Approfondimenti

Il ritorno del nucleare, a Milano la protesta di ciclisti e pedoni, i rimbrotti a Meloni e le altre notizie della giornata

Il racconto della giornata di giovedì 21 settembre 2023 con le notizie principali del giornale radio delle 19.30. Nel dibattito politico italiano resta centrale la questione delle migrazioni, su cui oggi è intervenuto il presidente della Repubblica, mentre dalle regioni sono arrivati nuovi segnali di ostilità legati alla gestione del tema da parte del governo e in particolare all’apertura di nuovi Cpr, i centri per il rimpatrio. Intanto dopo le banche e il mondo finanziario, ora anche Confindustria e Corriere della Sera lanciano degli avvertimenti al governo. Il presidente ucraino Volodomyr Zelensky è a Washington. Dopo la sua partecipazione all’Assemblea generale dell’Onu ora l’obiettivo è ottenere più supporto possibile dagli Stati Uniti. Un obiettivo che però va incontro a diversi ostacoli.
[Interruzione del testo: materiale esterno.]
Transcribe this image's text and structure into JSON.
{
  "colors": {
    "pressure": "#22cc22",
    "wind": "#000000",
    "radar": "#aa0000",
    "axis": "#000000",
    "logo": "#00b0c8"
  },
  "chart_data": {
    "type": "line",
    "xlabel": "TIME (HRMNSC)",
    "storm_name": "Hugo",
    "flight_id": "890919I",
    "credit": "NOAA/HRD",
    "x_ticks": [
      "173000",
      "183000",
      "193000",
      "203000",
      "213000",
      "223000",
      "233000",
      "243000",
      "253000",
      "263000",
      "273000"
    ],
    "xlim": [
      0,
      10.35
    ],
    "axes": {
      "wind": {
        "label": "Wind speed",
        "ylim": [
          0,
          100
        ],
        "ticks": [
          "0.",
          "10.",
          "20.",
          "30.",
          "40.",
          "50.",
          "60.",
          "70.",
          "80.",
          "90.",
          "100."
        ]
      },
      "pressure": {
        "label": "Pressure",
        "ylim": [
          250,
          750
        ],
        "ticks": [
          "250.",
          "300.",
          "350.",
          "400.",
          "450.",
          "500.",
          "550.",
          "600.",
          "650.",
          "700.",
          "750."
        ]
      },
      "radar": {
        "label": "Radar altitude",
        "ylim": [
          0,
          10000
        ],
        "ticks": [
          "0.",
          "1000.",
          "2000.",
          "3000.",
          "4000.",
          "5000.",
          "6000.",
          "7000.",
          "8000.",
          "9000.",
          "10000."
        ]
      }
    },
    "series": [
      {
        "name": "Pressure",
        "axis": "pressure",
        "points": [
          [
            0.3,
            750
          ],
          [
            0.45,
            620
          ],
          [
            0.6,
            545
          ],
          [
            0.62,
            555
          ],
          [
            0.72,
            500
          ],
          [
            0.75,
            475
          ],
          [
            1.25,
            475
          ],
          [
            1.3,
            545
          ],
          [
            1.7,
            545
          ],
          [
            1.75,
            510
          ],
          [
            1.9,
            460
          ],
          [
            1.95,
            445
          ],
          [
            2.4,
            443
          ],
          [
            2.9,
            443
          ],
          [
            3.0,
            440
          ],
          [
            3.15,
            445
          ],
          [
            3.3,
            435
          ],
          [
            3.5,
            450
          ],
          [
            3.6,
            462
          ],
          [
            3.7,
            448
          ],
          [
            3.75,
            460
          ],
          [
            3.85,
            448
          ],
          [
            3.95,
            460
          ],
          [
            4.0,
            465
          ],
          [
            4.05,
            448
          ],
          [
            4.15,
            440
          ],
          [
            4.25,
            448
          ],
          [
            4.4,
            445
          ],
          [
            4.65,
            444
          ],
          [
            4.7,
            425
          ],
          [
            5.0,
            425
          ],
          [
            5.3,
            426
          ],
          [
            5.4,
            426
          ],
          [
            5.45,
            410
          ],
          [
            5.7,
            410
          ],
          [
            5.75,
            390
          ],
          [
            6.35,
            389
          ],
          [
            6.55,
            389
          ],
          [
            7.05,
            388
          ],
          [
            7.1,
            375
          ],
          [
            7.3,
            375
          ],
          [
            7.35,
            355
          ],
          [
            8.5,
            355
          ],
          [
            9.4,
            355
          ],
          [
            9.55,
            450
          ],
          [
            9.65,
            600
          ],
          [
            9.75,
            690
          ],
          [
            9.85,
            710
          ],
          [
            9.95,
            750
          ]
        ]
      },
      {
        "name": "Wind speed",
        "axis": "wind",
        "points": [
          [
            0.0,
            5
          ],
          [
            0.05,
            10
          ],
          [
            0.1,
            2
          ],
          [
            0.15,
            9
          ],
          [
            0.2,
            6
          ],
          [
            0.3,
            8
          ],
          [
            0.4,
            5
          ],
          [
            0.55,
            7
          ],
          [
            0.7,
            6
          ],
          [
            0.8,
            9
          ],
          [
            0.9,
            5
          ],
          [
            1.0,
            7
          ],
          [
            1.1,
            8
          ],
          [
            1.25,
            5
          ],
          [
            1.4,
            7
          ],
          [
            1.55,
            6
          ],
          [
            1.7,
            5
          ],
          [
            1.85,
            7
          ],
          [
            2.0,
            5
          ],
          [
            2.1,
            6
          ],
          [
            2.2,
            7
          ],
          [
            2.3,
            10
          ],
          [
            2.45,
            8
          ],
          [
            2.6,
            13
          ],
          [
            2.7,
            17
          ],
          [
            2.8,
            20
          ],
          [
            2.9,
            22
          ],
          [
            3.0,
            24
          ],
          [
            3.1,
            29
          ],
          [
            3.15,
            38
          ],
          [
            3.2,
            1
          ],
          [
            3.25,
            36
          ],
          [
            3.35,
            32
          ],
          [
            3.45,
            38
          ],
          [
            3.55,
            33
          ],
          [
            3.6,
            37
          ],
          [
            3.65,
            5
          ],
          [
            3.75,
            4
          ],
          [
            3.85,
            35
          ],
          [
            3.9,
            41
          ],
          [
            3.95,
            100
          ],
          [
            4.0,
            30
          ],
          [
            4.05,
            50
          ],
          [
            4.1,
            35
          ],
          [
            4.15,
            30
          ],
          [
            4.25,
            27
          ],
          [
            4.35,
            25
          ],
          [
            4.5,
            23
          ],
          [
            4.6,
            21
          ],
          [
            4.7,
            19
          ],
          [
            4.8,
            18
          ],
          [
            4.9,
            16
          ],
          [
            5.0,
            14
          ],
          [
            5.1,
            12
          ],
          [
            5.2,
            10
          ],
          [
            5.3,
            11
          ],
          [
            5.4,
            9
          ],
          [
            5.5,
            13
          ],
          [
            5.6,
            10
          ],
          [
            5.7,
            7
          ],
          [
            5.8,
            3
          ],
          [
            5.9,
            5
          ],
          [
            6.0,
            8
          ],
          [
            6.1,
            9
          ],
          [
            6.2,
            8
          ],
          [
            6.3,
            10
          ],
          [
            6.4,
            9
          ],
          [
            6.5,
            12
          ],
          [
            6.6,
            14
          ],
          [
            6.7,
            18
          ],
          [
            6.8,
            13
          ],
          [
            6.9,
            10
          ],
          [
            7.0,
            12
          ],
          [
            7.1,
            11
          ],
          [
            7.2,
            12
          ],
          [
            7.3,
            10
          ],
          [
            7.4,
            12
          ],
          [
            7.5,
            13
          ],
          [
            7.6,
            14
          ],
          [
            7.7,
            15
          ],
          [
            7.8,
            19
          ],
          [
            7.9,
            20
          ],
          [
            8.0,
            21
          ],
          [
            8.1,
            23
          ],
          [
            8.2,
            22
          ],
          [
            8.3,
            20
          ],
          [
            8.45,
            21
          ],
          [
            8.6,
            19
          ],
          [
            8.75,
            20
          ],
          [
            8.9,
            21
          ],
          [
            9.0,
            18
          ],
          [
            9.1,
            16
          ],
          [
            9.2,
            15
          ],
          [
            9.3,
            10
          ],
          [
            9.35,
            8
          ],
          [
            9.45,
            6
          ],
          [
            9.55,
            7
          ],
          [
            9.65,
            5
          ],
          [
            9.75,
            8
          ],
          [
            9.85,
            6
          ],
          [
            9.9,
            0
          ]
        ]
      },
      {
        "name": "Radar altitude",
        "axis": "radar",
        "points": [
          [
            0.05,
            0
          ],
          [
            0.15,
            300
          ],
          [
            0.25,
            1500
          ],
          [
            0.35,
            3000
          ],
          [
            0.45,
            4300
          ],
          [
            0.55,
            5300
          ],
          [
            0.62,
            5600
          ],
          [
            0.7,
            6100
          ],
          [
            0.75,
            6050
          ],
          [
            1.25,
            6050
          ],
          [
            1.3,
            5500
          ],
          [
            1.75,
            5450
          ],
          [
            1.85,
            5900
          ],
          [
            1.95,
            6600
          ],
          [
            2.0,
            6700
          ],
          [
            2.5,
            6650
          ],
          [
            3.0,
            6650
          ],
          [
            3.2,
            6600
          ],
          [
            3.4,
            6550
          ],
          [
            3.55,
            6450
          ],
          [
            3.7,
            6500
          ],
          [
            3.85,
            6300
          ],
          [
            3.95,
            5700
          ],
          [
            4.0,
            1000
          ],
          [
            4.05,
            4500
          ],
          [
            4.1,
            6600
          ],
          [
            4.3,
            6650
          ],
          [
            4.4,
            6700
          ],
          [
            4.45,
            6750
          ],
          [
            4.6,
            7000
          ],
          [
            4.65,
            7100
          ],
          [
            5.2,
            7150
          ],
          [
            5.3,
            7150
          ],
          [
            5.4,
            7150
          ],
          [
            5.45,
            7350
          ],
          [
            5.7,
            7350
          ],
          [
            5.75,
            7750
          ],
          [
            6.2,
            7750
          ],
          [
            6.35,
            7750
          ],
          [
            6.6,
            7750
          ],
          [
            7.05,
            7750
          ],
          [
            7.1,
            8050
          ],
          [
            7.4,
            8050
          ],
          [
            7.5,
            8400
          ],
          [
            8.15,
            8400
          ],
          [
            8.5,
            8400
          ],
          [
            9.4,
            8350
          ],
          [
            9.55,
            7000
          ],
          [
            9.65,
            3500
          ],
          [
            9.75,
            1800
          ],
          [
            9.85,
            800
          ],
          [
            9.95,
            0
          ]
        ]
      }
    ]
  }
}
A Milano la mobilitazione “Basta morti in strada” raccontata in diretta dai nostri inviati: la manifestazione ha bloccato quattro punti della città e poi si è diretta verso Palazzo Marino.

Oggi al Mase si è parlato di riportare il nucleare in Italia

Riportare il nucleare in Italia: è questo l’obiettivo della piattaforma nazionale per un nucleare sostenibile che si è riunita oggi per la prima volta. L’incontro si è tenuto al Mase, il ministero per l’Ambiente e la Sicurezza energetica ed è stato presieduto dal ministro dell’Ambiente Pichetto Fratin, che ha presentato la road map: 6 mesi per elaborare le proposte, 9 per le linee guida il percorso finalizzato alla ripresa dell’utilizzo dell’energia nucleare in Italia.
Nessuna incongruenza con le decisioni prese in passato: “si tratta di un superamento del referendum – ha detto Fratin -parliamo di nuove tecnologie sicure e di reattori di quarta generazione per un nucleare sostenibile”. La tecnologia a cui si riferisce Fratin al momento però è ancora allo studio, e i tempi di realizzazione di nuove centrali in Italia sarebbero molto lunghi: si parla di 10, 15 anche 20 anni per poter avere un impianto in grado di produrre energia. Ma i problemi legati al nucleare in Italia sono anche altri.
Sentiamo Nicola Armaroli, dirigente di ricerca del Cnr

Per la scienza dunque le proposte del governo, lo avete sentito, sono solo propaganda. Si tratta di una propaganda però che ha degli obiettivi precisi: rimandare la fine dello sfruttamento dei combustibili fossili, e contemporaneamente bloccare l’uso di energie rinnovabili: l’esecutivo sta infatti rimandando l’approvazione di decreti attuativi che permetterebbero un maggior sfruttamento delle fonti pulite.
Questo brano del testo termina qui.